我看不到你的代码，所以我会为你提供一些可以帮助你解决问题的选项的一般信息。您可以使用

MediaIoBaseDownload

以 Chunks 的形式下载文件，您可以在 here.

看到一些关于此的文档

例子：

  request = farms.animals().get_media(id='cow')
  fh = io.FileIO('cow.png', mode='wb')
  downloader = MediaIoBaseDownload(fh, request, chunksize=1024*1024)

  done = False
  while done is False:
    status, done = downloader.next_chunk()
    if status:
      print "Download %d%%." % int(status.progress() * 100)
  print "Download Complete!"

获取下一个下载块。

Args: num_retries: Integer, 随机重试的次数指数退避。如果所有重试都失败，则引发 HttpError 代表最后一个请求。
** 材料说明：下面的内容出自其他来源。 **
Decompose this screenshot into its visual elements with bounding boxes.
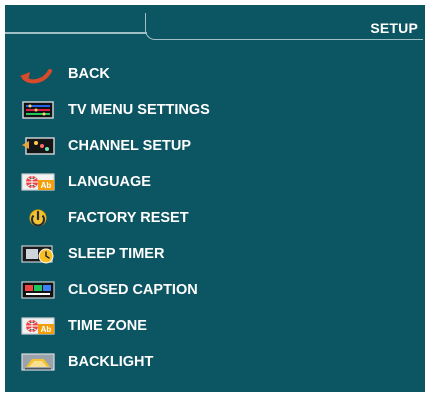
setup-screen: SETUP BACK TV MENU SETTINGS CHANNEL SETU… [0,0,426,397]
menu-item-label: BACK [68,65,110,82]
factory-reset-icon [16,206,60,230]
backlight-icon [16,350,60,374]
menu-item-label: TIME ZONE [68,317,147,334]
menu-item-channel-setup[interactable]: CHANNEL SETUP [16,129,406,163]
menu-item-tv-menu-settings[interactable]: TV MENU SETTINGS [16,93,406,127]
svg-text:Ab: Ab [41,325,52,334]
menu-item-time-zone[interactable]: Ab TIME ZONE [16,309,406,343]
header-rule [5,32,147,34]
menu-item-label: BACKLIGHT [68,353,154,370]
channel-setup-icon [16,134,60,158]
language-icon: Ab [16,170,60,194]
menu-item-label: LANGUAGE [68,173,151,190]
menu-item-factory-reset[interactable]: FACTORY RESET [16,201,406,235]
back-arrow-icon [16,62,60,86]
menu-item-language[interactable]: Ab LANGUAGE [16,165,406,199]
menu-item-label: FACTORY RESET [68,209,189,226]
menu-item-back[interactable]: BACK [16,57,406,91]
menu-item-label: CHANNEL SETUP [68,137,191,154]
page-title: SETUP [370,20,418,36]
closed-caption-icon [16,278,60,302]
menu-item-label: SLEEP TIMER [68,245,165,262]
svg-text:Ab: Ab [41,181,52,190]
time-zone-icon: Ab [16,314,60,338]
menu-item-label: CLOSED CAPTION [68,281,198,298]
menu-item-closed-caption[interactable]: CLOSED CAPTION [16,273,406,307]
tv-menu-settings-icon [16,98,60,122]
sleep-timer-icon [16,242,60,266]
menu-item-sleep-timer[interactable]: SLEEP TIMER [16,237,406,271]
menu-item-backlight[interactable]: BACKLIGHT [16,345,406,379]
menu-item-label: TV MENU SETTINGS [68,101,210,118]
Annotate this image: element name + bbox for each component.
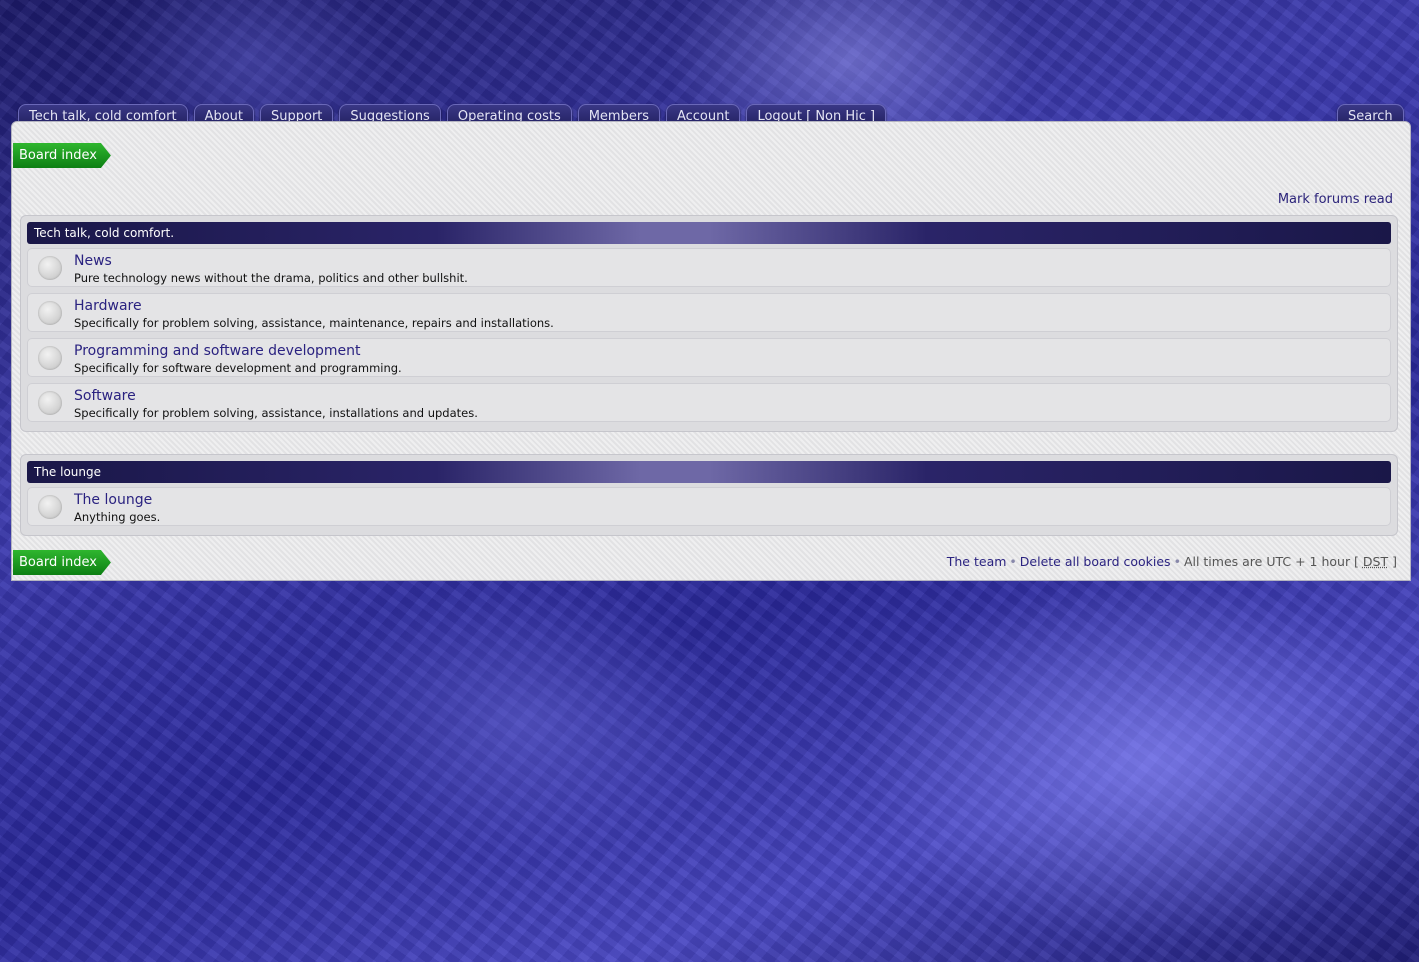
forum-link-news[interactable]: News bbox=[74, 253, 112, 269]
the-team-link[interactable]: The team bbox=[947, 554, 1007, 569]
separator-dot: • bbox=[1173, 554, 1181, 569]
forum-description: Specifically for software development an… bbox=[74, 361, 402, 375]
category-the-lounge: The lounge The lounge Anything goes. bbox=[20, 454, 1398, 536]
dst-abbr: DST bbox=[1362, 554, 1389, 569]
timezone-text: All times are UTC + 1 hour [ bbox=[1183, 554, 1359, 569]
forum-description: Specifically for problem solving, assist… bbox=[74, 406, 478, 420]
forum-row-the-lounge: The lounge Anything goes. bbox=[27, 487, 1391, 526]
forum-link-programming[interactable]: Programming and software development bbox=[74, 343, 361, 359]
forum-link-the-lounge[interactable]: The lounge bbox=[74, 492, 152, 508]
breadcrumb-board-index-top[interactable]: Board index bbox=[13, 143, 111, 168]
forum-row-news: News Pure technology news without the dr… bbox=[27, 248, 1391, 287]
forum-read-icon bbox=[38, 391, 62, 415]
forum-read-icon bbox=[38, 256, 62, 280]
breadcrumb-board-index-bottom[interactable]: Board index bbox=[13, 550, 111, 575]
main-panel: Board index Mark forums read Tech talk, … bbox=[11, 121, 1411, 581]
category-tech-talk: Tech talk, cold comfort. News Pure techn… bbox=[20, 215, 1398, 432]
forum-link-hardware[interactable]: Hardware bbox=[74, 298, 142, 314]
timezone-text-end: ] bbox=[1392, 554, 1397, 569]
mark-forums-read-link[interactable]: Mark forums read bbox=[1278, 192, 1393, 207]
delete-cookies-link[interactable]: Delete all board cookies bbox=[1020, 554, 1171, 569]
category-header[interactable]: Tech talk, cold comfort. bbox=[27, 222, 1391, 244]
forum-row-hardware: Hardware Specifically for problem solvin… bbox=[27, 293, 1391, 332]
forum-description: Pure technology news without the drama, … bbox=[74, 271, 468, 285]
separator-dot: • bbox=[1009, 554, 1017, 569]
category-header[interactable]: The lounge bbox=[27, 461, 1391, 483]
forum-read-icon bbox=[38, 346, 62, 370]
footer-links: The team • Delete all board cookies • All ti… bbox=[947, 554, 1397, 569]
forum-row-programming: Programming and software development Spe… bbox=[27, 338, 1391, 377]
forum-description: Specifically for problem solving, assist… bbox=[74, 316, 554, 330]
forum-row-software: Software Specifically for problem solvin… bbox=[27, 383, 1391, 422]
forum-description: Anything goes. bbox=[74, 510, 161, 524]
forum-read-icon bbox=[38, 301, 62, 325]
forum-link-software[interactable]: Software bbox=[74, 388, 136, 404]
forum-read-icon bbox=[38, 495, 62, 519]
如果为零（默认），我们尝试只请求一次。

返回：（状态，完成）：（MediaDownloadProgress，布尔值）当媒体已完全完成时，“完成”的值将为 True 下载或媒体的总大小未知。

引发：googleapiclient.errors.HttpError 如果响应不是 2xx。 httplib2.HttpLib2Error 如果发生传输错误。

我也在谷歌文档中找到了这个例子here.

from __future__ import print_function

import io

import google.auth
from googleapiclient.discovery import build
from googleapiclient.errors import HttpError
from googleapiclient.http import MediaIoBaseDownload


def download_file(real_file_id):
    """Downloads a file
    Args:
        real_file_id: ID of the file to download
    Returns : IO object with location.

    Load pre-authorized user credentials from the environment.
    TODO(developer) - See https://developers.google.com/identity
    for guides on implementing OAuth2 for the application.
    """
    creds, _ = google.auth.default()

    try:
        # create drive api client
        service = build('drive', 'v3', credentials=creds)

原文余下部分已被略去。